5.01.2009

WE'RE HERE. WE'RE DEAD. GET USED TO IT!-Contest has ended thanks everyone!


Kiss of Life
by Daniel Waters
Available 5/12/09

The phenomenon that's been sweeping the country seems to be here to stay. Not only are the teenagers who have come back from their graves still here, but newlydeads are being unearthed all the time. While scientists look for answers and politicians take their stands, the undead population of Oakville have banded together in a group they're calling the Sons of Romero, hoping to find solidarity in segregation.

Phoebe Kendall may be alive, but she feels just as lost and alone as her dead friends. Just when she reconciled herself to having feelings for a zombie -- her Homecoming date Tommy Williams -- her friend Adam is murdered taking a bullet that was meant for her. Things get even more confusing when Adam comes back from the grave. Now she has romantic interest in two dead boys; one who saved her life, and one she can't seem to live without.

Quick Comment on Generation Dead: To be perfectly honest, I didn't pick up the book for a long time because I thought I knew what I would be getting by looking at the cover. How cliche I know, I'm so ashamed. A zombie cheerleader! Not another chic lit YA novel in a supernatural disguise!
I can totally kick myself for thinking that. Picking up Generation Dead and reading the depth of emotion lurking inside the pages was an overwhelming revelation. And I certainly never expected to find a character like Adam. Waters also surprised me with his take on the mythology for zombies- or rather the differently biotic - by making them coherent and non-bloodthirsty. But the danger for them is startlingly real. They have to live with the stigma of zombies and no rights protecting them from prejudice, abuse, or even murder.
The end of Gen Dead absolutely broke my heart, but knowing that Kiss of Life as soon to hit shelves was not just a ray of hope, it was like the sun breaking through the clouds after a storm. I can't wait to read Kiss of Life, and I can't wait for one of you to win a copy.

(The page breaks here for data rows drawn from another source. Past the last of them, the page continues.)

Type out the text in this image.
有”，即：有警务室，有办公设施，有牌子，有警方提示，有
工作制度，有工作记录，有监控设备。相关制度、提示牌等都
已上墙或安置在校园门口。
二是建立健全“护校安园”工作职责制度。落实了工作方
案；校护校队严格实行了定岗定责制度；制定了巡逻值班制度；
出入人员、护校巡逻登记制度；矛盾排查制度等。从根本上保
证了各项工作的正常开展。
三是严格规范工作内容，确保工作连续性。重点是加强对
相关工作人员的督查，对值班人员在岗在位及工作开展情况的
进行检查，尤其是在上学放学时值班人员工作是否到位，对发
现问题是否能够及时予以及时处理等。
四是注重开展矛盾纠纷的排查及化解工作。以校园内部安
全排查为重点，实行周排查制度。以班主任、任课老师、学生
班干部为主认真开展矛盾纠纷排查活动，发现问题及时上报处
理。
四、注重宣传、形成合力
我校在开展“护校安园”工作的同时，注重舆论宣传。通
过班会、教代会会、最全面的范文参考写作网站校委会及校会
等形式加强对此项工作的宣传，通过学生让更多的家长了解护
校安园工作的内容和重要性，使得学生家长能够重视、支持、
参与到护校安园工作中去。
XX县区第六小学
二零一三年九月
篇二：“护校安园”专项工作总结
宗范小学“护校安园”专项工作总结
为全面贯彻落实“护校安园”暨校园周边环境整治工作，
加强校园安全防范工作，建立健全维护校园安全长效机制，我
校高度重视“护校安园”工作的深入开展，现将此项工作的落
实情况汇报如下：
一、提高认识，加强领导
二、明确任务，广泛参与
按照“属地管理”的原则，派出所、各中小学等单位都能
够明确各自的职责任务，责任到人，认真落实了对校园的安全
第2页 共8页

IB Teen talks to Dan Waters
IBT: If you could choose one fictional character to bring into real life, who
would you choose
?

DW: My top-of-mind response was Buddy Glass because I think he might be the fictional character I would most like to hang out with, but there are probably better choices if one is considering overall benefit to humanity. I guess an obvious choice would be Superman (although I'd pick Power Girl, because she has all of his powers plus the powers of being A. female and B. gorgeous), but then I thought it might be actually doing humanity a disservice to bring to life someone whose sole purpose was to solve all our problems for us. So then I thought maybe a common enemy like Galactus or Sauron would be a good thing, something that unites the world in purpose, but then I worried that the broad social policies of say a Sauron would be too attractive for a large segment of the world's population to pass up, thus defeating my initial reasons for giving him life.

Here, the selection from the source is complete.